Jackson’s whitetail is one of the highest-scoring typicals to come out of northeast Texas in decades. With a 21-inch inside spread and main beam lengths of 25 1/8 and 24 4/8 inches, Jackson’s B&C buck grosses 174 6/8 and nets 171 4/8, making the record book with room to spare.
It’s hard to imagine a hunter letting such a great deer walk. But that’s exactly what Jackson did about a week earlier when the deer appeared at 100 yards and offered nothing more than a side view of its rack.
“I couldn’t tell how wide he was, so I let him go,” said Jackson. “I’m a serious trophy hunter and I won’t shoot a deer if I’m not absolutely sure about it.”
The big buck erased any doubts Jackson had about pulling the trigger when it showed up at the edge of the woods exactly one week later.
According to Jackson, the deer walked into an open pasture on the heels of a pair of does. “It was about 6:50 a.m. when he showed up, about 125 yards away,” recalled Jackson. “I could tell right away he was a good buck, but I didn’t realize how good until I got to him. Ground shrinkage definitely wasn’t an issue with this buck. If anything, he grew.”
The Rusk County hulk shot Nov. 4 by Patricia Sparks grew a little, too. But the lady hunter from Houston didn’t know it until hours later, when she finally got up close and personal with the old monarch.
Sparks shot the deer at about 9:45 a.m. as it attempted to slip across a powerline right of way deep in the heart of her father-in-law’s 220-acre farm near Mount Enterprise. The deer was about 300 yards away.
The buck bolted at the blast of the 7mm/08, but it didn’t show any signs of slowing down. She shot twice more before it disappeared into an adjacent woodline.
Going to the spot to look for blood, Sparks found nothing more than a few tracks. Confident that she’d hit her mark, she drove to nearby Henderson to get help from a friend.
She’d been there a few minutes when she got an alarming phone call. Her father was having a heart attack and was on the way to the hospital in Lufkin, about an hour away.
“I got my stuff together and headed that direction; then I remembered I’d left the gate open, and all my stuff in my stand,” said Sparks. “I went by there on my way to Lufkin and my friend was already out there. I told him where I’d last seen the deer and I left.”
Sparks got some pleasant news when she arrived at the hospital and nurses said her father was going to pull through just fine. About 20 minutes later, she got a phone call from her friend, who’d found the deer – a giant buck with two fatal hits: one to the shoulder, one through the heart.
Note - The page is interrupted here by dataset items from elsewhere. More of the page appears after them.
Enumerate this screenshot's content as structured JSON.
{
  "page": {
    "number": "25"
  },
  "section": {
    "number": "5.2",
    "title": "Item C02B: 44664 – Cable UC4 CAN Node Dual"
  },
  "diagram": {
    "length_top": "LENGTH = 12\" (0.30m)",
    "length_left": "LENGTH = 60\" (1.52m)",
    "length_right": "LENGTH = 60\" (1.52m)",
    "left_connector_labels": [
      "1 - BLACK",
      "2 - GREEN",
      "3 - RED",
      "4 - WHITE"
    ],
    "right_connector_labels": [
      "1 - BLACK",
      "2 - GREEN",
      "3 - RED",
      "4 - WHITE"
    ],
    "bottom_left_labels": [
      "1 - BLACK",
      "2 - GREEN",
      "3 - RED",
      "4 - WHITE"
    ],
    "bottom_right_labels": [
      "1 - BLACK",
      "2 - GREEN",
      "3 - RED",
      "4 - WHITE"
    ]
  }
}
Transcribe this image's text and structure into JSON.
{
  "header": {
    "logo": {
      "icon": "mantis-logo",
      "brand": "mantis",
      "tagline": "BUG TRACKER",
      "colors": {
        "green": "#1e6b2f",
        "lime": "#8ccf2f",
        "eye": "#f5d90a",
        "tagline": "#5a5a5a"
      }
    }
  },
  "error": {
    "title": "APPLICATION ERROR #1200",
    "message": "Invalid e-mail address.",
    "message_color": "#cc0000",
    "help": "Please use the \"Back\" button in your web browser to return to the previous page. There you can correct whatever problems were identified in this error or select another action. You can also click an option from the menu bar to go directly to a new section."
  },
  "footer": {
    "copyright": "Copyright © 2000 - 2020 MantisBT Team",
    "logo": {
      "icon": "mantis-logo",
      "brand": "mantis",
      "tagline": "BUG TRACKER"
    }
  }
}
“I knew I couldn’t have missed,” said Sparks. “I never miss with that gun.”
It’s a good thing she was on target. Otherwise, the No. 1 Region 6 non-typical title would belong to someone else.
Sparks’ buck is exceptional. The palmated rack carries great mass, beam length and 15 scorable points that together gross 179 5/8 inches, 169 5/8 net.
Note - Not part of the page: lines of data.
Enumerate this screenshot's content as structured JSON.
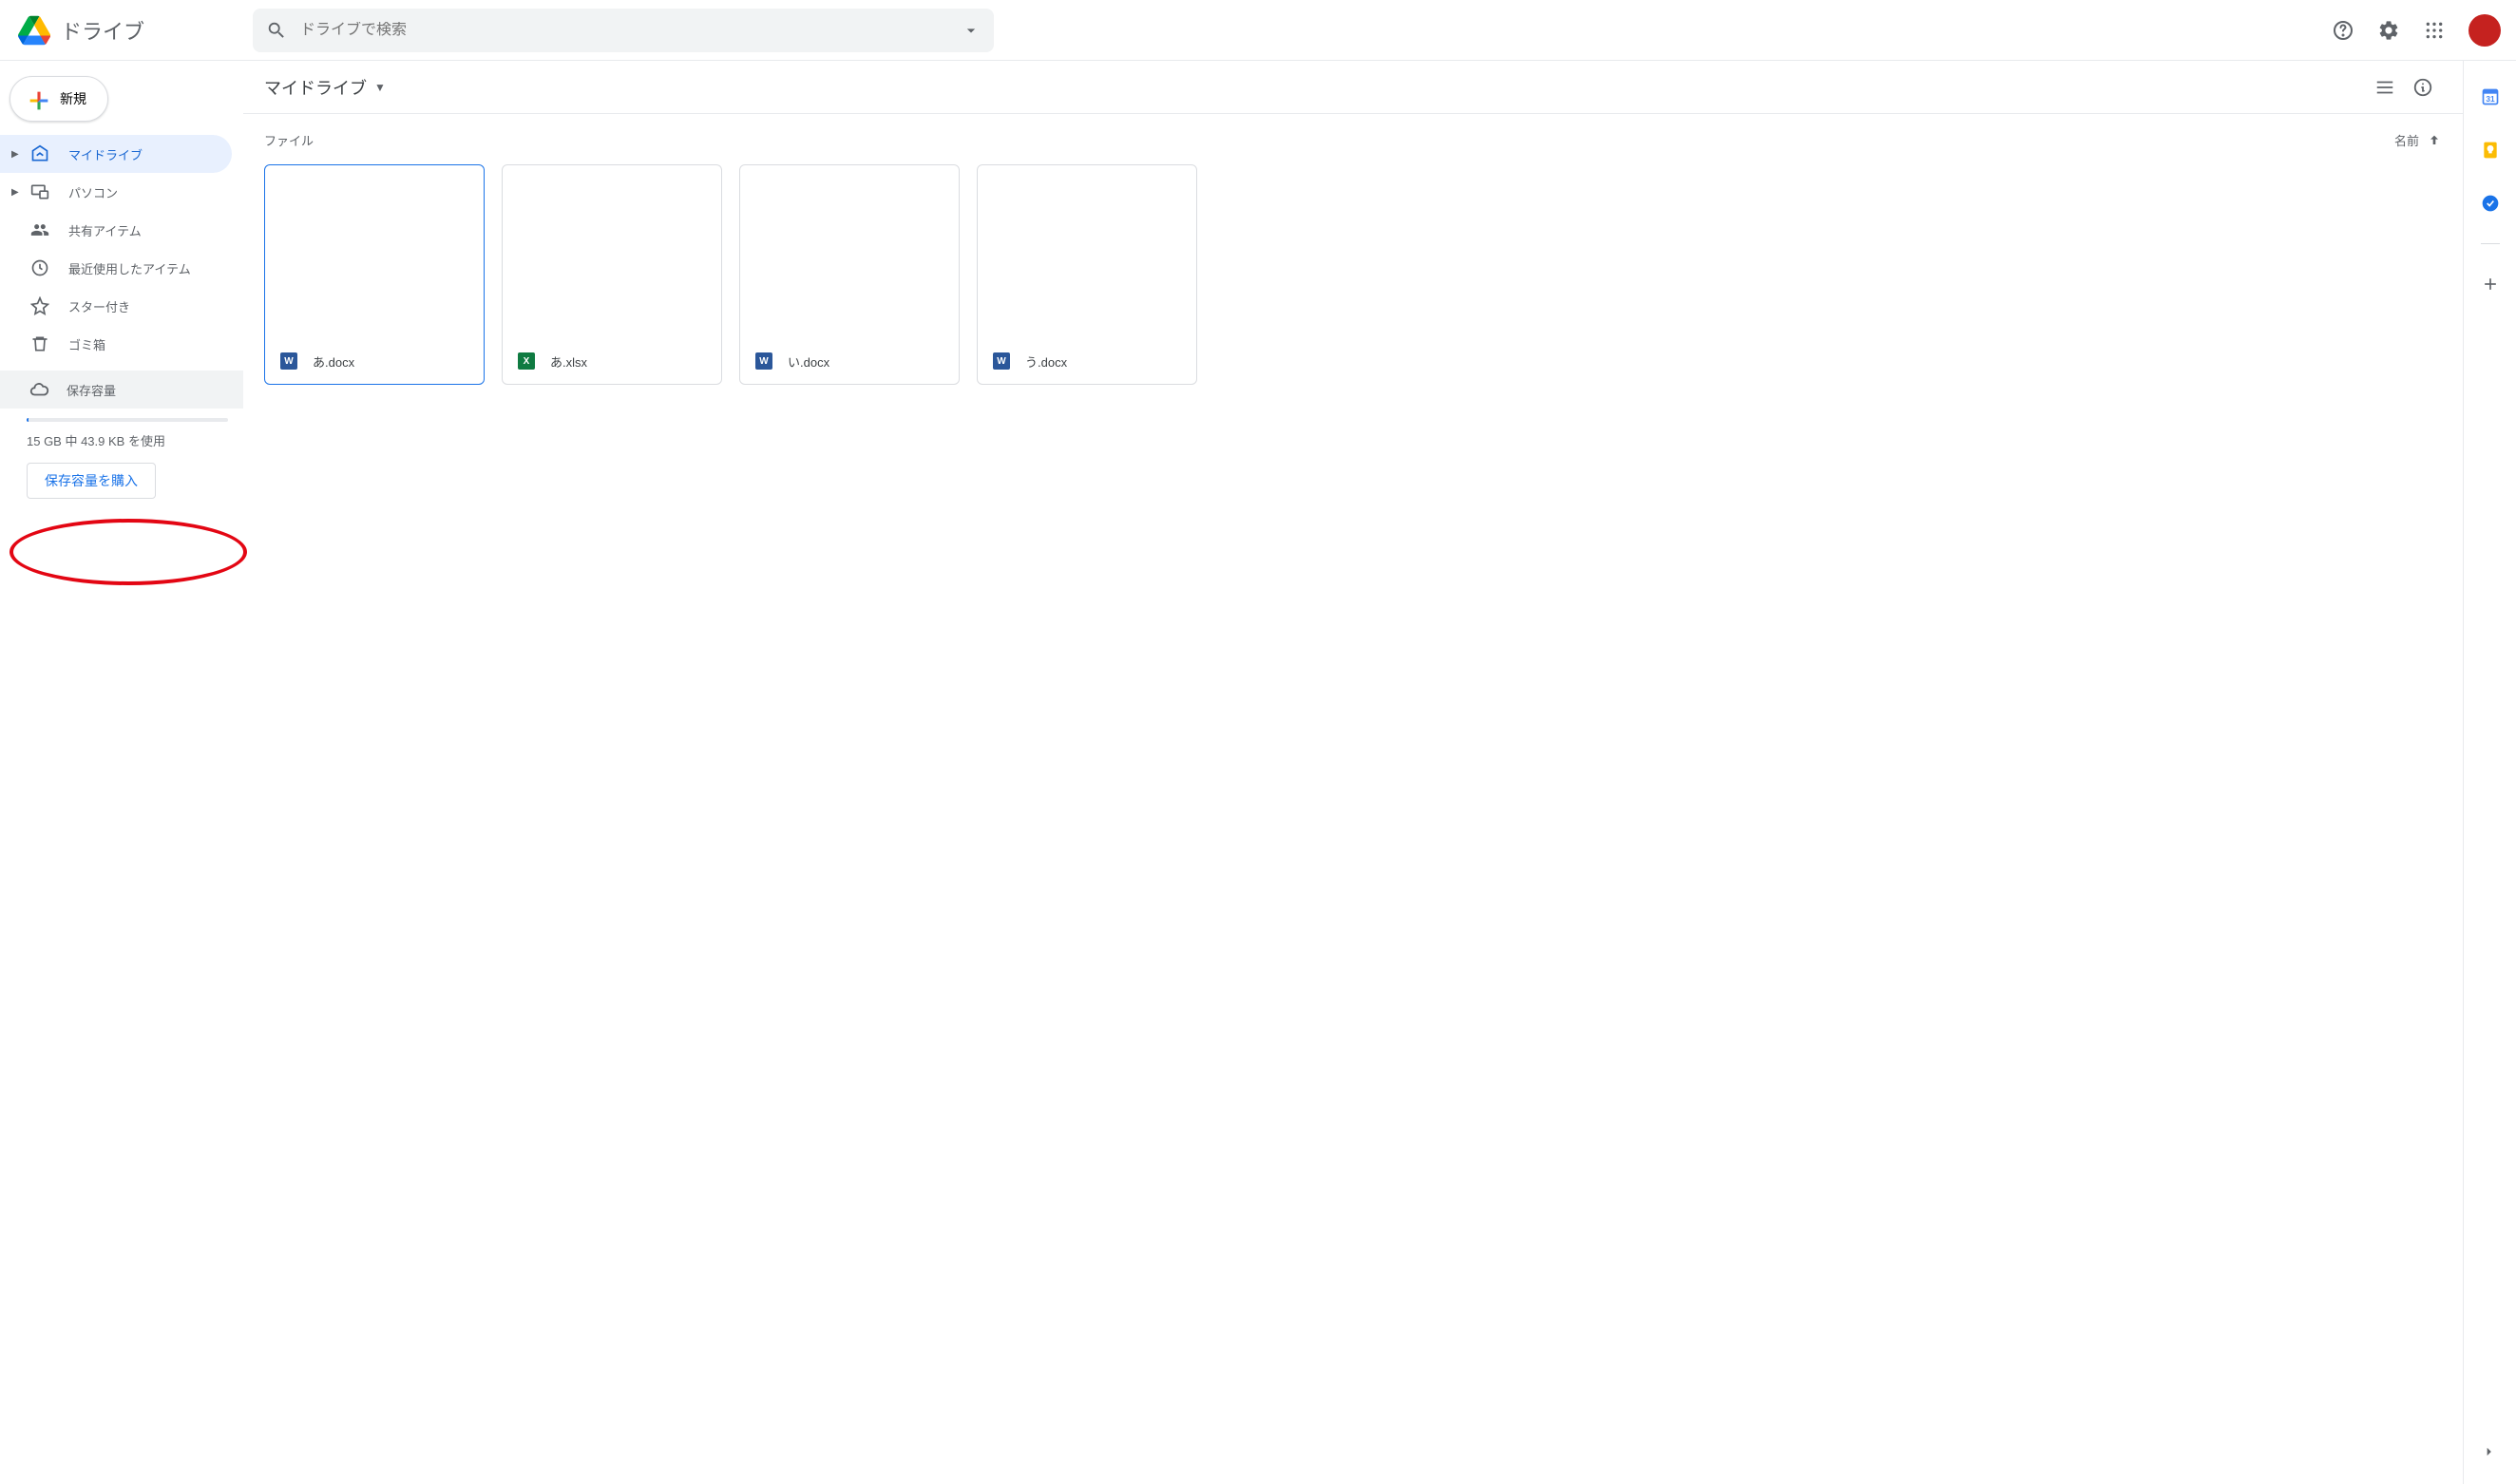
{
  "app": {
    "name": "ドライブ"
  },
  "search": {
    "placeholder": "ドライブで検索"
  },
  "newButton": {
    "label": "新規"
  },
  "sidebar": {
    "items": [
      {
        "label": "マイドライブ"
      },
      {
        "label": "パソコン"
      },
      {
        "label": "共有アイテム"
      },
      {
        "label": "最近使用したアイテム"
      },
      {
        "label": "スター付き"
      },
      {
        "label": "ゴミ箱"
      }
    ],
    "storageLabel": "保存容量",
    "storageText": "15 GB 中 43.9 KB を使用",
    "buyLabel": "保存容量を購入"
  },
  "main": {
    "breadcrumb": "マイドライブ",
    "sectionLabel": "ファイル",
    "sortLabel": "名前",
    "files": [
      {
        "name": "あ.docx",
        "type": "word"
      },
      {
        "name": "あ.xlsx",
        "type": "excel"
      },
      {
        "name": "い.docx",
        "type": "word"
      },
      {
        "name": "う.docx",
        "type": "word"
      }
    ]
  }
}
Eastern Texas produced a number of other outstanding bucks last season, including a massive 21-pointer arrowed in Anderson County by Jack Brittingham.
Brittingham grew the huge buck behind high fence. The No. 1 Region 5 non-typical grossed 219 5/8 B&C points and nets 206 2/8, which includes more than 51 inches of abnormal bone – all that connected to an inside spread of only 16 4/8 inches!
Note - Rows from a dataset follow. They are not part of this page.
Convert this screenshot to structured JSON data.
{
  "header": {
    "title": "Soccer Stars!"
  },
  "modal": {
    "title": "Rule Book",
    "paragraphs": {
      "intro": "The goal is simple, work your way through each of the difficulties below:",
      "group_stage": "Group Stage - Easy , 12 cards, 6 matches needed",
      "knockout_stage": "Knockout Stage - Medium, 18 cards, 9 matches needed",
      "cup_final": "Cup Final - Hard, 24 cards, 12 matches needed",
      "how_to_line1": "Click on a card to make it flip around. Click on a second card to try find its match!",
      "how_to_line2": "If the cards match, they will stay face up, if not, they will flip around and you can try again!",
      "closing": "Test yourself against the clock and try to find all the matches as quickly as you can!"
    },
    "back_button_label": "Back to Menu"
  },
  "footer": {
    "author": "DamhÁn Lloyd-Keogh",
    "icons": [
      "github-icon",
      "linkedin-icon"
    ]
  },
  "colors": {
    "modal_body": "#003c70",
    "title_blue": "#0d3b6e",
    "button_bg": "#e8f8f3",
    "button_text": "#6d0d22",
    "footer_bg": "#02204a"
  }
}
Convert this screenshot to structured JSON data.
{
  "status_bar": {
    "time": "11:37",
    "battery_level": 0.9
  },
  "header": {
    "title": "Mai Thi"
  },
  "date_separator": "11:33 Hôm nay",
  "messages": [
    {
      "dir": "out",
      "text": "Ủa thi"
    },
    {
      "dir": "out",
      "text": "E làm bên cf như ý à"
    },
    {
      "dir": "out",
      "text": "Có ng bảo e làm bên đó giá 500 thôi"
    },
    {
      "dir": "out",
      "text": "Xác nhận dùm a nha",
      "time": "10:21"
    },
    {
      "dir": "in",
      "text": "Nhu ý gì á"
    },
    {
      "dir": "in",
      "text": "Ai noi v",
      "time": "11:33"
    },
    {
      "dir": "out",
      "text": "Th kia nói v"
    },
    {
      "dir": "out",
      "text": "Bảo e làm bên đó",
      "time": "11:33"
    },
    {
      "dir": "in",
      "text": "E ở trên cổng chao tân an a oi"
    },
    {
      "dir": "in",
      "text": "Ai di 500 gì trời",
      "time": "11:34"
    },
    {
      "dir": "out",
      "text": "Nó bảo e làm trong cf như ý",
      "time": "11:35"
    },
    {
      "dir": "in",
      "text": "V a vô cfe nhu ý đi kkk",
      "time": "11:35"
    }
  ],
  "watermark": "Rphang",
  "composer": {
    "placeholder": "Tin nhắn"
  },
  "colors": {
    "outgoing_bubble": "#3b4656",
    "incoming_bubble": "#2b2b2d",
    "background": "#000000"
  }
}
Farther north, Grayson County contributed multiple bucks to the Region 5 non-typical leader board – among them, an impressive private-land 19-pointer that Dean Bullard of Yantis drilled with a crossbow. Bullard’s impressive drop-tine buck grossed 202 7/8 and narrowly missed record book entry with a net score of 191 7/8. With 41 2/8 inches of abnormal antler growth, the buck ranks No. 2 among Region 5 non-typicals.
Grayson County also yielded the No. 4 non-typical and the No. 2 typical for Region 5.
Sherman archer Casey Hogenson claimed the big non-typical, a 30-pointer that grosses 201 1/8 and
nets 182 7/8. The No. 2 typical belongs to archer Ray Petrie of Sadler.
Petrie’s 12-pointer has main beams of 25 5/8 and 25 3/8 inches, respectively. It grosses 169 2/8 and nets 165 4/8.
As impressive as all those bucks are, none is probably more meaningful than the brute shot in Anderson County by Logan Bailey of Montalba. Bailey’s big non-typical sports 20 points and grosses 196 B&C. The deer nets 190. That’s a whale of a buck for anyone – especially a first-time youth hunter who’s only 11 years of age!